On 5/30/20 12:52 AM, Dan Williams wrote:
On Fri, May 29, 2020 at 3:55 AM Aneesh Kumar K.V
<aneesh.ku...@linux.ibm.com> wrote:
On 5/29/20 3:22 PM, Jan Kara wrote:
Hi!
On Fri 29-05-20 15:07:31, Aneesh Kumar K.V wrote:
Thanks Michal. I also missed Jeff in this email thread.
And I think you'll also need some of the sched maintainers for the prctl
bits...
On 5/29/20 3:03 PM, Michal Suchánek wrote:
Adding Jan
On Fri, May 29, 2020 at 11:11:39AM +0530, Aneesh Kumar K.V wrote:
With POWER10, architecture is adding new pmem flush and sync instructions.

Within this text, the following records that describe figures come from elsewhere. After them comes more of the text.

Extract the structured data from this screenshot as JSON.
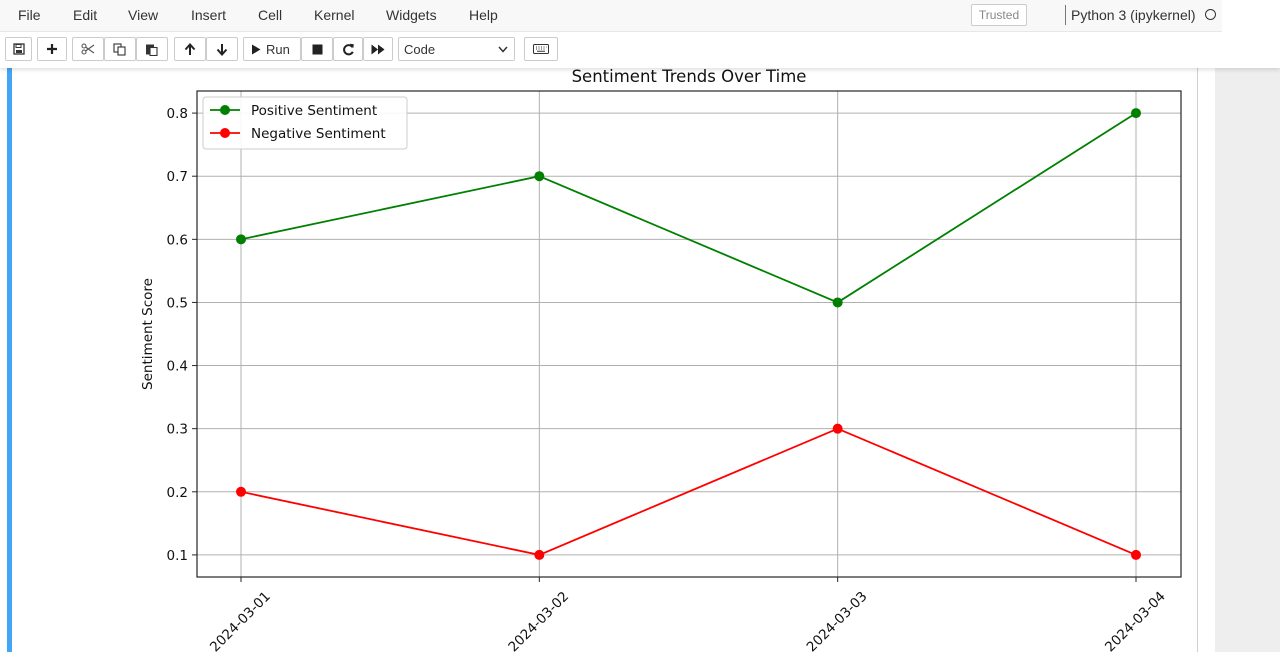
{
  "menu": {
    "items": [
      "File",
      "Edit",
      "View",
      "Insert",
      "Cell",
      "Kernel",
      "Widgets",
      "Help"
    ],
    "trusted": "Trusted",
    "kernel": "Python 3 (ipykernel)"
  },
  "toolbar": {
    "buttons": [
      "save-icon",
      "plus-icon",
      "scissors-icon",
      "copy-icon",
      "paste-icon",
      "arrow-up-icon",
      "arrow-down-icon",
      "run-icon",
      "stop-icon",
      "restart-icon",
      "fast-forward-icon",
      "keyboard-icon"
    ],
    "run_label": "Run",
    "cell_type": "Code"
  },
  "colors": {
    "positive": "#008000",
    "negative": "#ff0000",
    "cell_accent": "#42a5f5"
  },
  "chart_data": {
    "type": "line",
    "title": "Sentiment Trends Over Time",
    "xlabel": "",
    "ylabel": "Sentiment Score",
    "categories": [
      "2024-03-01",
      "2024-03-02",
      "2024-03-03",
      "2024-03-04"
    ],
    "series": [
      {
        "name": "Positive Sentiment",
        "values": [
          0.6,
          0.7,
          0.5,
          0.8
        ],
        "color": "#008000"
      },
      {
        "name": "Negative Sentiment",
        "values": [
          0.2,
          0.1,
          0.3,
          0.1
        ],
        "color": "#ff0000"
      }
    ],
    "ylim": [
      0.065,
      0.835
    ],
    "yticks": [
      0.1,
      0.2,
      0.3,
      0.4,
      0.5,
      0.6,
      0.7,
      0.8
    ],
    "ytick_labels": [
      "0.1",
      "0.2",
      "0.3",
      "0.4",
      "0.5",
      "0.6",
      "0.7",
      "0.8"
    ],
    "grid": true,
    "legend": "upper-left",
    "marker": "circle"
  }
}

The kernel should prevent the usage of MAP_SYNC if applications are not using
the new instructions on newer hardware.
This patch adds a prctl option MAP_SYNC_ENABLE that can be used to enable
the usage of MAP_SYNC. The kernel config option is added to allow the user
to control whether MAP_SYNC should be enabled by default or not.

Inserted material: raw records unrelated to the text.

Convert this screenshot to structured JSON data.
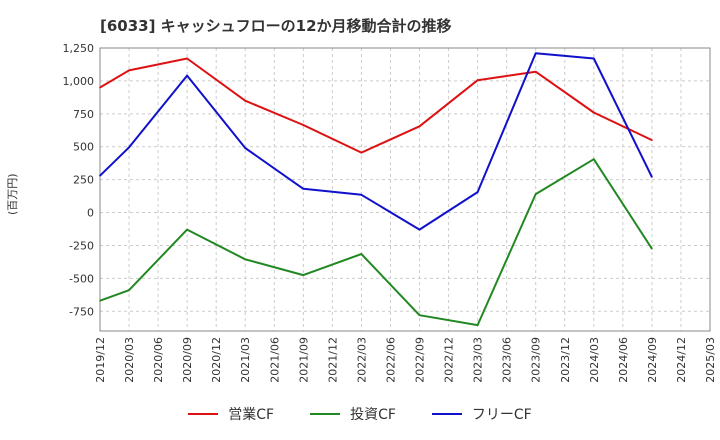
{
  "chart_data": {
    "type": "line",
    "title": "[6033]  キャッシュフローの12か月移動合計の推移",
    "ylabel": "(百万円)",
    "xlabel": "",
    "ylim": [
      -900,
      1250
    ],
    "yticks": [
      1250,
      1000,
      750,
      500,
      250,
      0,
      -250,
      -500,
      -750
    ],
    "ytick_labels": [
      "1,250",
      "1,000",
      "750",
      "500",
      "250",
      "0",
      "-250",
      "-500",
      "-750"
    ],
    "categories": [
      "2019/12",
      "2020/03",
      "2020/06",
      "2020/09",
      "2020/12",
      "2021/03",
      "2021/06",
      "2021/09",
      "2021/12",
      "2022/03",
      "2022/06",
      "2022/09",
      "2022/12",
      "2023/03",
      "2023/06",
      "2023/09",
      "2023/12",
      "2024/03",
      "2024/06",
      "2024/09",
      "2024/12",
      "2025/03"
    ],
    "grid": true,
    "legend_position": "bottom",
    "series": [
      {
        "name": "営業CF",
        "color": "#dd1111",
        "values": [
          950,
          1080,
          null,
          1170,
          null,
          850,
          null,
          665,
          null,
          455,
          null,
          655,
          null,
          1005,
          null,
          1070,
          null,
          760,
          null,
          550,
          null,
          null
        ]
      },
      {
        "name": "投資CF",
        "color": "#228822",
        "values": [
          -670,
          -590,
          null,
          -130,
          null,
          -355,
          null,
          -475,
          null,
          -315,
          null,
          -780,
          null,
          -855,
          null,
          140,
          null,
          405,
          null,
          -275,
          null,
          null
        ]
      },
      {
        "name": "フリーCF",
        "color": "#1111cc",
        "values": [
          280,
          495,
          null,
          1040,
          null,
          490,
          null,
          180,
          null,
          135,
          null,
          -130,
          null,
          155,
          null,
          1210,
          null,
          1170,
          null,
          270,
          null,
          null
        ]
      }
    ]
  }
}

Signed-off-by: Aneesh Kumar K.V <aneesh.ku...@linux.ibm.com>
...
diff --git a/kernel/fork.c b/kernel/fork.c
index 8c700f881d92..d5a9a363e81e 100644
--- a/kernel/fork.c
+++ b/kernel/fork.c
@@ -963,6 +963,12 @@ __cacheline_aligned_in_smp DEFINE_SPINLOCK(mmlist_lock);
static unsigned long default_dump_filter = MMF_DUMP_FILTER_DEFAULT;
+#ifdef CONFIG_ARCH_MAP_SYNC_DISABLE
+unsigned long default_map_sync_mask = MMF_DISABLE_MAP_SYNC_MASK;
+#else
+unsigned long default_map_sync_mask = 0;
+#endif
+
I'm not sure CONFIG is really the right approach here. For a distro that would
basically mean to disable MAP_SYNC for all PPC kernels unless application
explicitly uses the right prctl. Shouldn't we rather initialize
default_map_sync_mask on boot based on whether the CPU we run on requires
new flush instructions or not? Otherwise the patch looks sensible.
yes that is correct. We ideally want to deny MAP_SYNC only w.r.t
POWER10. But on a virtualized platform there is no easy way to detect
that. We could ideally hook this into the nvdimm driver where we look at
the new compat string ibm,persistent-memory-v2 and then disable MAP_SYNC
if we find a device with the specific value.
BTW with the recent changes I posted for the nvdimm driver, older kernel
won't initialize persistent memory device on newer hardware. Newer
hardware will present the device to OS with a different device tree
compat string.
My expectation w.r.t this patch was, Distro would want to mark
CONFIG_ARCH_MAP_SYNC_DISABLE=n based on the different application
certification. Otherwise application will have to end up calling the
prctl(MMF_DISABLE_MAP_SYNC, 0) any way. If that is the case, should this
be dependent on P10?
With that I am wondering should we even have this patch? Can we expect
userspace get updated to use new instruction?.
With ppc64 we never had a real persistent memory device available for
end user to try. The available persistent memory stack was using vPMEM
which was presented as a volatile memory region for which there is no
need to use any of the flush instructions. We could safely assume that
as we get applications certified/verified for working with pmem device
on ppc64, they would all be using the new instructions?
I think prctl is the wrong interface for this. I was thinking a sysfs
interface along the same lines as /sys/block/pmemX/dax/write_cache.
That attribute is toggling DAXDEV_WRITE_CACHE for the determination of
whether the platform or the kernel needs to handle cache flushing
relative to power loss. A similar attribute can be established for
DAXDEV_SYNC, it would simply default to off based on a configuration
time policy, but be dynamically changeable at runtime via sysfs.
These flags are device properties that affect the kernel and
userspace's handling of persistence.
That will not handle the scenario with multiple applications using the
same fsdax mount point where one is updated to use the new instruction
and the other is not.
-aneeseh